2023 CFOG First Amendment Essay Contest Winners Announced

FOR IMMEDIATE RELEASE
May 16, 2023
Contact: Matthew Kauffman
CFOG Essay Contest Chair
Email CFOG Essay Contest

Students in Greenwich, West Hartford, West Haven and Thompson win top prizes in First Amendment essay contest;
Honorable mentions in Greenwich, Woodbury, Rocky Hill and Bethel.

Aubrey Niederhoffer, a junior at Greenwich High School, has won the first prize of $1,000 in the 2023 Connecticut Foundation for Open Government’s Forrest Palmer High School Essay Contest.

His essay addressed the dramatic rise in books being pulled from school library shelves, and argued that book-review policies that promote civil and respectful debate can assure the availability of reading material that is age-appropriate without marginalizing minority viewpoints.

“We should recognize the recent controversies over the books included in our public school curriculums and libraries for what they are: valuable debates over what moral values our communities should accept,” he wrote. “We should engage with these debates, not dismiss them as dangerous. No matter how passionate our beliefs, we should not let our efforts to promote what we believe is best for our children compromise our faith in civil discourse and the democratic process.”

Aubrey’s essay was selected from among a record 73 entries from students attending 18 high schools across the state. Students were asked to write essays addressing one of three timely First Amendment issues: book bans in schools, hate speech on campuses, and misinformation on social media.

A second prize of $500 was won by Yue Huang, a sophomore at Kingswood Oxford school in West Hartford. He also wrote about book bans, arguing that restricting books on controversial topics serves only to cover up important social issues.
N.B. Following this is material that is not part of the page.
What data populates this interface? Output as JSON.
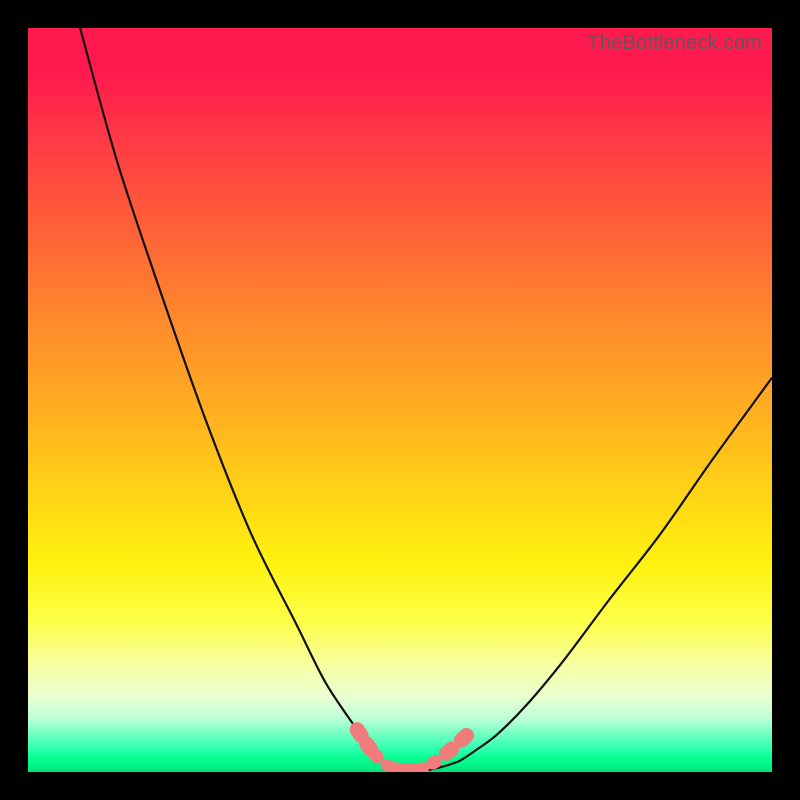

“When teenagers only read ‘clean’ white stories, they are denied a sense of the world’s vastness, and their place within it is erased,” he wrote. “I understand this all too well. At my school, I rarely see others who look like me. In books, however, I can see not only reflections of my own teenage experience but universal truths we all should wrestle with.”
Two students – Dana Davis and Abbie O’Brien – were award third-place honors, with a prize of $300. Dana, a junior at West Haven High School, wrote that while the airing of an anti-transgender documentary at Central Connecticut State University may have been offensive to many on campus, the university was correct in concluding that the conservative group Turning Point USA had a First Amendment right to show the film.
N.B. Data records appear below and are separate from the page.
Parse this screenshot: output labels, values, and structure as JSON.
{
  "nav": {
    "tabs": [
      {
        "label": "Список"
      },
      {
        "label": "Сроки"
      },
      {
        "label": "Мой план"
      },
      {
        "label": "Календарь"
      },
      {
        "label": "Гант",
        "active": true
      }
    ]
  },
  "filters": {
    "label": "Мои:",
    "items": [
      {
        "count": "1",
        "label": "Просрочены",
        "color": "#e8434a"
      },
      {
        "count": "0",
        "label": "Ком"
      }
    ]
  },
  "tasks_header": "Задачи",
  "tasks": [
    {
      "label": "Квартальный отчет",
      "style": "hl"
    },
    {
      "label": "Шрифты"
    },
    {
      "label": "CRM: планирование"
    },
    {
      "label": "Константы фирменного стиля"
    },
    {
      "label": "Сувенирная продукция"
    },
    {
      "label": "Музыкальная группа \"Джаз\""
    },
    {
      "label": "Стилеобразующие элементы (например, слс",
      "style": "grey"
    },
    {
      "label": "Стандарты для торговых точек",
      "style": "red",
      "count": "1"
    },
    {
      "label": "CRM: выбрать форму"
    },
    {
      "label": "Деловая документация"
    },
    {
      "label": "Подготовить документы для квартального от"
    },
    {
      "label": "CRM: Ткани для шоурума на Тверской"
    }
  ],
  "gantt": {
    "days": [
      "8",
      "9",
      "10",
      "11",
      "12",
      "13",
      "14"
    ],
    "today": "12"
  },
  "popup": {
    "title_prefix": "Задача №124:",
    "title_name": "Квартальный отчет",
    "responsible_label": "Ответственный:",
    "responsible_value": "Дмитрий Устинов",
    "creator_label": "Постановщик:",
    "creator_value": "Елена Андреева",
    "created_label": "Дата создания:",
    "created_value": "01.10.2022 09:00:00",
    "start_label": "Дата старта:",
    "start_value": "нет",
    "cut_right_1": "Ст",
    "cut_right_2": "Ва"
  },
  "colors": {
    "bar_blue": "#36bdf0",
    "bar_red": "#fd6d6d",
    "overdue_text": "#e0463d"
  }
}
“Prohibiting the watch party would have violated the Turning Point USA students’ freedom of expression by censoring their opinions,” she wrote. “The documentary did not incite any imminent lawless action, contain libel or slander, nor promote sedition. Therefore, airing the documentary did not classify as unprotected speech.”

Abbie, a senior at Marianapolis Preparatory School in Thompson, wrote that books are too often pulled from school shelves for arbitrary and nonsensical reasons.
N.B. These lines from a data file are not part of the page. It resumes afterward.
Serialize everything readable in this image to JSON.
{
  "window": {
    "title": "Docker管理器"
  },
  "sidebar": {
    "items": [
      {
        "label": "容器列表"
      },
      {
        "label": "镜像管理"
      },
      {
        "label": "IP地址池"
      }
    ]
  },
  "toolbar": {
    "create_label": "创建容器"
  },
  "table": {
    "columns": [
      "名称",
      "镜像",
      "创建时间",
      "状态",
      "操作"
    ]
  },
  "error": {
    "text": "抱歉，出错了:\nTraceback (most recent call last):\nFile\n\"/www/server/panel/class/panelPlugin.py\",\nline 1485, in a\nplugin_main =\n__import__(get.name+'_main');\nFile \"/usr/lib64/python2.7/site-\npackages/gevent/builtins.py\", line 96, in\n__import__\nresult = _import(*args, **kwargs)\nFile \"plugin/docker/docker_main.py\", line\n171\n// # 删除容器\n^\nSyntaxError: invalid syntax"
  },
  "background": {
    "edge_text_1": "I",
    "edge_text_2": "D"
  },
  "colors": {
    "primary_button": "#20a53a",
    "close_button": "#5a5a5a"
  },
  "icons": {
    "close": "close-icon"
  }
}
“It is imperative that a primary purpose of books is kept in mind; they provide an outlet for creative expression,” she wrote. “Individuals craft their writings to reflect their values, experiences, and dreams, and – although their perspectives may differ from others – their work should not be condemned without significant thought.”

Honorable mention prizes of $50 were awarded to Gabriella Berardis of Nonnewaug High School in Woodbury, Connor Hone of Greenwich High School, Lia Kantor of Bethel High School and Hannah Saccente of Rocky Hill High School.

The essay contest is named in honor of the late Forrest Palmer, former editor and publisher of the News-Times in Danbury, who began the contest in 2000 when he was president of CFOG’s board of directors.

The Connecticut Foundation for Open Government is a nonprofit educational organization founded in 1992 on the principle that open, transparent government is in the public interest. CFOG sponsors the essay contest to encourage thought and debate among students on public and freedom of information issues.